Evidence for spontaneous structural changes in a dark-adapted state of photosystem II

Photosystem II catalyzes photosynthetic water oxidation in plants, green algae, and cyanobacteria. The manganese-containing active site cycles through a series of five oxidation states, S(n), where n refers to the number of oxidizing equivalents stored. In this report, reaction-induced Fourier transform infrared and electron paramagnetic resonance spectra of the S(1)-to-S(2) transition are presented. These data suggest that changes in carboxylate ligation to manganese, changes in secondary structure, and/or changes in polarity occur during dark adaptation in the S(1) state. These spontaneous structural changes are attributed to a S(1)' intermediate, at the same oxidation level as S(1), in the process of photosynthetic water oxidation.

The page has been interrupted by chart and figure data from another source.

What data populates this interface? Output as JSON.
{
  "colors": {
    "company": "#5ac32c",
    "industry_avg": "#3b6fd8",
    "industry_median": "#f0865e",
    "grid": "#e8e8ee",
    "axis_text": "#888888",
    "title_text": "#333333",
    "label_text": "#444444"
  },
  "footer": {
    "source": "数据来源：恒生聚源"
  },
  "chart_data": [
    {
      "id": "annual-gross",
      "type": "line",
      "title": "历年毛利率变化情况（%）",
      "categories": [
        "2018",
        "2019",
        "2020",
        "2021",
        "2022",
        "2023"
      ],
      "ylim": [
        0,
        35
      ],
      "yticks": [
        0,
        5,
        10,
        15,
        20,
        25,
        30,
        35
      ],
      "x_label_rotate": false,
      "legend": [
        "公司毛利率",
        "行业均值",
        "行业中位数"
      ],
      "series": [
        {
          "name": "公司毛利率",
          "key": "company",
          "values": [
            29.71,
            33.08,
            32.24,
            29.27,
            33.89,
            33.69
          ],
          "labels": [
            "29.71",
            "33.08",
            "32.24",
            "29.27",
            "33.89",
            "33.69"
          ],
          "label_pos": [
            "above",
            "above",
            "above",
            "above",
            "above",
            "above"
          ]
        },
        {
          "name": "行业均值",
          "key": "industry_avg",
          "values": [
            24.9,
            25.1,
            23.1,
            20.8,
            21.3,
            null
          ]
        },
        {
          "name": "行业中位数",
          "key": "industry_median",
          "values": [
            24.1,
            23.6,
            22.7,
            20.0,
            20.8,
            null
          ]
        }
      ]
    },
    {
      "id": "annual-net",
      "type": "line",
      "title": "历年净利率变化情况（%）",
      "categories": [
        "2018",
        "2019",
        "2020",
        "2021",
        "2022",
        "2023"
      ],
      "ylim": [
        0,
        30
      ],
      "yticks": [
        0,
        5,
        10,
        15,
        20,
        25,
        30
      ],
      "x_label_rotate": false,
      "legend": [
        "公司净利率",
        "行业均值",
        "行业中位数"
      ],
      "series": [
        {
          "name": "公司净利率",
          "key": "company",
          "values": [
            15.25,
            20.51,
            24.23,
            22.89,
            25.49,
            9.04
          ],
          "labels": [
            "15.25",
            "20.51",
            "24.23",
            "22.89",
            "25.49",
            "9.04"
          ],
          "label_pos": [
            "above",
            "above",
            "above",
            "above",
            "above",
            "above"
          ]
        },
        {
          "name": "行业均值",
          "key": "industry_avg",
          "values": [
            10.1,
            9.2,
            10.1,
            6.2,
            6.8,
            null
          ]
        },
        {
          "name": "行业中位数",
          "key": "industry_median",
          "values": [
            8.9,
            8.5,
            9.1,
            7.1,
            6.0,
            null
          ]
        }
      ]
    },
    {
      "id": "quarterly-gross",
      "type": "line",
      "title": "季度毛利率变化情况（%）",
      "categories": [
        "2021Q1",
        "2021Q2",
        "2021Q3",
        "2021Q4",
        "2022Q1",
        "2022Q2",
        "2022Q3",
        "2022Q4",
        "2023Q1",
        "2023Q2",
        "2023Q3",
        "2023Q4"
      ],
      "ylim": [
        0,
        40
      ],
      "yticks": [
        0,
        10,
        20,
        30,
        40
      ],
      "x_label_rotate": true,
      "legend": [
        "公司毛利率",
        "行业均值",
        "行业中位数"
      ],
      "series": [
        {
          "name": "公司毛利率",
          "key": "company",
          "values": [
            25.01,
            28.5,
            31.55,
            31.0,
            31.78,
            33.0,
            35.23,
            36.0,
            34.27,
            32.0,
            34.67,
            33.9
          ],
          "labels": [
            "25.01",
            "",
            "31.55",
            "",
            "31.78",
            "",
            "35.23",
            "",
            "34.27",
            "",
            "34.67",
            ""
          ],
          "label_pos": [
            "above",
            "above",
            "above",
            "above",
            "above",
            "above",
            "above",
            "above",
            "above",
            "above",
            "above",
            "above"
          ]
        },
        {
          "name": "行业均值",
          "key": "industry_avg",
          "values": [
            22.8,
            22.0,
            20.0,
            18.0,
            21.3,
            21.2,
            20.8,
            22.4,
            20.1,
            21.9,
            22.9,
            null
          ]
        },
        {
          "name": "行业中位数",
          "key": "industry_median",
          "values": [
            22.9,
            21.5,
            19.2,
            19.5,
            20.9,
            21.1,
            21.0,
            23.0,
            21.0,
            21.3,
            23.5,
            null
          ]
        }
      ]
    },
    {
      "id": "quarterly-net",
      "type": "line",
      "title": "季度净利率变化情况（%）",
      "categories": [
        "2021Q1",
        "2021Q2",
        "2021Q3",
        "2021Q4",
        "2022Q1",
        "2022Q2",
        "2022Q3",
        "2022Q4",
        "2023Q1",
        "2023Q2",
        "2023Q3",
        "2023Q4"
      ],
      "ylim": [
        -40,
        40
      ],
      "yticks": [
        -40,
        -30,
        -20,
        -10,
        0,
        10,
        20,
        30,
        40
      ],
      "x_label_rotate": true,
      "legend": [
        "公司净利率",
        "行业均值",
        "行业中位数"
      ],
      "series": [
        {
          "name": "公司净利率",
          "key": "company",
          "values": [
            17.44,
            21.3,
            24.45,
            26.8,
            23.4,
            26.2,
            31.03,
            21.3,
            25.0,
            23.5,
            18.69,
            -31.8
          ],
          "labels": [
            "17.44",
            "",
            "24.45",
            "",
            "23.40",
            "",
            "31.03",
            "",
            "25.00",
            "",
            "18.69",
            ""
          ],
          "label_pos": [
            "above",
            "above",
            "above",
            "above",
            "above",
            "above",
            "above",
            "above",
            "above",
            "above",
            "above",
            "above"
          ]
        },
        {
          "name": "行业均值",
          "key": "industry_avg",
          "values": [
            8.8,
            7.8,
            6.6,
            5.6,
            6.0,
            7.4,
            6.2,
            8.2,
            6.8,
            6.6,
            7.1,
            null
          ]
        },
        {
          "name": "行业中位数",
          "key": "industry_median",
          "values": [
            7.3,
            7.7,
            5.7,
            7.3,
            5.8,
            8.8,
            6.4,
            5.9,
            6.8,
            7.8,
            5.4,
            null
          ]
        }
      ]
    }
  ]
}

Posttranslational modifications in the CP43 subunit of photosystem II

Photosystem II (PSII) catalyzes the light-driven oxidation of water and the reduction of plastoquinone; the oxidation of water occurs at a cluster of four manganese. The PSII CP43 subunit functions in light harvesting, and mutations in the fifth luminal loop (E) of CP43 have established its importance in PSII structure and/or assembly [Kuhn, M. G. & Vermaas, V. F. J. (1993) Plant Mol. Biol. 23, 123-133]. The sequence A(350)PWLEPLR(357) in luminal loop E is conserved in CP43 genes from 50 organisms. To map important posttranslational modifications in this sequence, tandem mass spectrometry (MS/MS) was used. These data show that the indole side chain of Trp-352 is posttranslationally modified to give mass shifts of +4, +16, and +18 daltons. The masses of the modifications suggest that the tryptophan is modified to kynurenine (+4), a keto-/amino-/hydroxy- (+16) derivative, and a dihydro-hydroxy- (+18) derivative of the indole side chain. Peptide synthesis and MS/MS confirmed the kynurenine assignment. The +16 and +18 tryptophan modifications may be intermediates formed during the oxidative cleavage of the indole ring to give kynurenine. The site-directed mutations, W352C, W352L, and W352A, exhibit an increased rate of photoinhibition relative to wild type. We hypothesize that Trp-352 oxidative modifications are a byproduct of PSII water-splitting or electron transfer reactions and that these modifications target PSII for turnover. As a step toward understanding the tertiary structure of this CP43 peptide, structural modeling was performed by using molecular dynamics.